Title: A brief introduction to Matroid Theory
Abstract: Have you ever noticed the subtle hidden connections between seemingly unrelated mathematical ideas, for instance the connection between the dimension of a spanning subspace, the size of a spanning forest, and the size of a complete matching? Matroids, introduced by Whitney in 1935, are combinatorial structures that capture the essence of independence abstractly and unify many mathematical fields such as linear algebra, graph theory, matching theory, projective geometry, and algebraic field theory in terms of independence. In this talk, we briefly introduce matroids and their basic operations, which will shed light on how valuable these combinatorial objects can be in coding theory and other fields. Moreover, matroids arise naturally in combinatorial optimization since they are precisely the structures for which the greedy algorithm works optimally.

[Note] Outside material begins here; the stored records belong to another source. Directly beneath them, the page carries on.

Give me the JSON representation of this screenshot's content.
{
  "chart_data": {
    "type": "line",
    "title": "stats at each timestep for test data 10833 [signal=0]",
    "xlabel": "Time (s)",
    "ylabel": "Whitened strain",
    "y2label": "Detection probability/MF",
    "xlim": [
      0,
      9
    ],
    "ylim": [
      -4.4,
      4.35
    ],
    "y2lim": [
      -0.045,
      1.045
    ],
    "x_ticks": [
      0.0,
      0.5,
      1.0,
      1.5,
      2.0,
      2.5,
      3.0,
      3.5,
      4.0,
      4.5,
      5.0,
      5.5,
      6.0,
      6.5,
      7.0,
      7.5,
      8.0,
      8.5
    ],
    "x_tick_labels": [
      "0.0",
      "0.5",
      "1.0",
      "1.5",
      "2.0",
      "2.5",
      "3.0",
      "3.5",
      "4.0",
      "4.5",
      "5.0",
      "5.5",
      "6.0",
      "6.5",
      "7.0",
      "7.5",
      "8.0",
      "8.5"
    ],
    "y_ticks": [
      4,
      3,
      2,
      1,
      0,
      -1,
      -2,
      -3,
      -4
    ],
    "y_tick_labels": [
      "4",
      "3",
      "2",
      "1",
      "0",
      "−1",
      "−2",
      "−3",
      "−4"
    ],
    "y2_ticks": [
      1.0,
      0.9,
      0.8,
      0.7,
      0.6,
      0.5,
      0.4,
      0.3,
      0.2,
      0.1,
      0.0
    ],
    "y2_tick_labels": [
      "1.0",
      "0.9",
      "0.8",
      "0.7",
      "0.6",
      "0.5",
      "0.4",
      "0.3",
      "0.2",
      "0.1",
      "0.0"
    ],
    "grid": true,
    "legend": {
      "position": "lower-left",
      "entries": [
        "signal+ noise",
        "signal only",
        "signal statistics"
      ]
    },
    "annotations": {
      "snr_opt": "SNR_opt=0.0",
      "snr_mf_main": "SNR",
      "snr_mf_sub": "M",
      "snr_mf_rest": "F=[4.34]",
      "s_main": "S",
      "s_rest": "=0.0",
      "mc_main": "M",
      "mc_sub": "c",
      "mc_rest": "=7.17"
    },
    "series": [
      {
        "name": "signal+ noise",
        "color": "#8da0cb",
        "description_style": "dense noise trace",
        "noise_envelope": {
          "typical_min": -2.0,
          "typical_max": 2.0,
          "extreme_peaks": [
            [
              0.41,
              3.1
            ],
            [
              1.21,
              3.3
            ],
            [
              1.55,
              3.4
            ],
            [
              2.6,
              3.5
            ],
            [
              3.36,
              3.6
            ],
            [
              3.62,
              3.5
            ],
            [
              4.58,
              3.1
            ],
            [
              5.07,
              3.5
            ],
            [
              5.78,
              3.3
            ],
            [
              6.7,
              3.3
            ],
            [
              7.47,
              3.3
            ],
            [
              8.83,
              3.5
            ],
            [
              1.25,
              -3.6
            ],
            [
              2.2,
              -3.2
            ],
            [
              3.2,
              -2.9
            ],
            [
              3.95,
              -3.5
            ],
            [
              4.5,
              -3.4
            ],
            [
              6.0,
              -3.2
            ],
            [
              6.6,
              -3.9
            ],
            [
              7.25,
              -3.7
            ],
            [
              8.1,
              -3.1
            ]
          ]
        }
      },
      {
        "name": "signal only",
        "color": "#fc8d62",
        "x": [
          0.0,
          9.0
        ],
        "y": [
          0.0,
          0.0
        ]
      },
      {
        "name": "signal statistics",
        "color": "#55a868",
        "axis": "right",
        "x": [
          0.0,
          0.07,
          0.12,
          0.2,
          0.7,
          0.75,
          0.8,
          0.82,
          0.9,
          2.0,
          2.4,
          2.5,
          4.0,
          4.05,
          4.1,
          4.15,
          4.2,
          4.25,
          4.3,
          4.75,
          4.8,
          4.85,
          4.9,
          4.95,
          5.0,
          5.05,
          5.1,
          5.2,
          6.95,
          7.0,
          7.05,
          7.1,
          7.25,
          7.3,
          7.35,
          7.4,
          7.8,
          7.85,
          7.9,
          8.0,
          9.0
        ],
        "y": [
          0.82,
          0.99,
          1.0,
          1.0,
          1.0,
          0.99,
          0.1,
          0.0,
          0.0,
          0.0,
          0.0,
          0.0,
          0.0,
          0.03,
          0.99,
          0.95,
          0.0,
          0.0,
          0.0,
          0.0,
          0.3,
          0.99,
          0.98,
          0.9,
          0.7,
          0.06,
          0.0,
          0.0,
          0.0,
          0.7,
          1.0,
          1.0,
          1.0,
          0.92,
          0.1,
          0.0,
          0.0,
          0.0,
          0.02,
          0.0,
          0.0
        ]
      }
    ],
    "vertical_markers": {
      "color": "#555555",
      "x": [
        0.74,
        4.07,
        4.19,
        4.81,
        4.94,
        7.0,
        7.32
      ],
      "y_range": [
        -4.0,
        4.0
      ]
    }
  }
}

Bio: Amirreza Asadzadeh is a first-year M.A.Sc. student under the supervision of Prof. Stark Draper. He received his B.Sc. degree in Electrical Engineering with a minor degree in Mathematics from Sharif University of Technology, Tehran, Iran in 2019. As part of his undergraduate studies, he spent two summer internships, one in CUHK at the Institute of Network Coding (INC), and the other one in TU Berlin under the supervision of Prof. Giuseppe Caire. His research interests include information theory, coding theory, optimization theory, and learning theory.